District 11, headquartered in Corpus Christi
— Pearl Jones, 4-H and youth development, Washington County. Jones, of Saint Charles, Iowa, earned her associates in agribusiness from Kirkwood Community College and her bachelor’s in agriculture at West Texas A&M University. She plans on pursuing a master’s this coming spring. Growing up, she was heavily involved with 4-H and FFA and spent many years showing market goats at jackpots, county fairs and the Iowa State Fair. At West Texas A&M University, she served as the president of the agribusiness club. Internships during her college career include working for Hawkeye Breeders Services Inc., Iowa State Extension and Outreach in Madison County, The Working Ranch Expo and The National Western Stock Show.
— Stephanie Rudolph, family and community health, Washington County. Rudolph, of Brenham, earned her bachelor’s in Agricultural Leadership and Development and has started her master’s in agricultural leadership, education and communications, both at Texas A&M University. Rudolph spent the last nine years working as the office manager at the AgriLife Extension office in Washington County. She said she is passionate about giving back to the town where she grew up and is excited for the opportunity to help promote health and wellness to individuals and families. “While I did not grow up in 4-H, I have seen the impact 4-H has had on youth in my community, and I am eager to help develop leadership and life skills for the members here,” Rudolph said. “I am excited about the opportunity to work for AgriLife Extension and deliver programs that will improve the overall well-being of the citizens in my area. When someone succeeds in a program or makes a life change, the entire community gets a little better.”

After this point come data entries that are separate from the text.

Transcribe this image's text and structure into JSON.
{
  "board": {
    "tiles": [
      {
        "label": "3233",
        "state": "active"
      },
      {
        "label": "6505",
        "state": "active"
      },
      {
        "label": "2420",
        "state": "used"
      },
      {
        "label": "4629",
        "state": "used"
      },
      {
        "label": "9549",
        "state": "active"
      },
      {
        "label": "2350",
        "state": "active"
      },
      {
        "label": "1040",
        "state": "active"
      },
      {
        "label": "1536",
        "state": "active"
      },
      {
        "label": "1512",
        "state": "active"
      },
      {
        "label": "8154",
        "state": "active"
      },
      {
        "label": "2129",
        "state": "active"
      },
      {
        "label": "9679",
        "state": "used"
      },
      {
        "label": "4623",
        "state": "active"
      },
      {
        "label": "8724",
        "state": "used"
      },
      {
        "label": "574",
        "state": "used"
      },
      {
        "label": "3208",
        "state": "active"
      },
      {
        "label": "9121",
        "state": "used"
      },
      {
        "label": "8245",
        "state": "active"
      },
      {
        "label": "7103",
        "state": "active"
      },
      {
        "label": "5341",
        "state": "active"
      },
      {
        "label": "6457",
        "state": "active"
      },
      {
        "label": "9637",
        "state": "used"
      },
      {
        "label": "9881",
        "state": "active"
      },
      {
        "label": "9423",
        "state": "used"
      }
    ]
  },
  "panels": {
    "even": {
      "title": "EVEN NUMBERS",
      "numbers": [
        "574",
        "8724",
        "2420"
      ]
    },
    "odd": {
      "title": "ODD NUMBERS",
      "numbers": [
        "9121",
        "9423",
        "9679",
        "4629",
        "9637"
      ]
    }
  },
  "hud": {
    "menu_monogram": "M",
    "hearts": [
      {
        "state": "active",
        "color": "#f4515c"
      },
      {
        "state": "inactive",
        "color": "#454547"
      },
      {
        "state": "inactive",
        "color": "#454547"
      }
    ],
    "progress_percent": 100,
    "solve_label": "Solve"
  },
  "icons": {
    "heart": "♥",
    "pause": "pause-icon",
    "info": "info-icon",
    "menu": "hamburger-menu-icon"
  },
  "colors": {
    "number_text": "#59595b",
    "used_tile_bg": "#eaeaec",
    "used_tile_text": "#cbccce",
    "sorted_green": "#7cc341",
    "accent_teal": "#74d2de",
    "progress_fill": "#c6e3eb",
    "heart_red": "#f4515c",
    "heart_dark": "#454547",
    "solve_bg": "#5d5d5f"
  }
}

District 12, headquartered in Weslaco
— Analisa Sanchez, 4-H and youth development, Cameron County. Sanchez, of Weslaco, earned her bachelor’s in animal science with a minor in leadership studies and a certificate in equine science from Texas A&M University. As an undergraduate student, she completed her first internship with AgriLife Extension in Hidalgo County and a second internship in the equine program with Jennifer Zoller, Ph.D., and Chelsie Huseman, Ph.D., both AgriLife Extension equine specialists. These opportunities allowed her to cross paths with hundreds of 4-H members and families, where she said she got to see firsthand the positive impact that Texas 4-H has on youth development. Sanchez said she is looking forward to serving Cameron County by making connections in her community and guiding youth to achieve their full potential.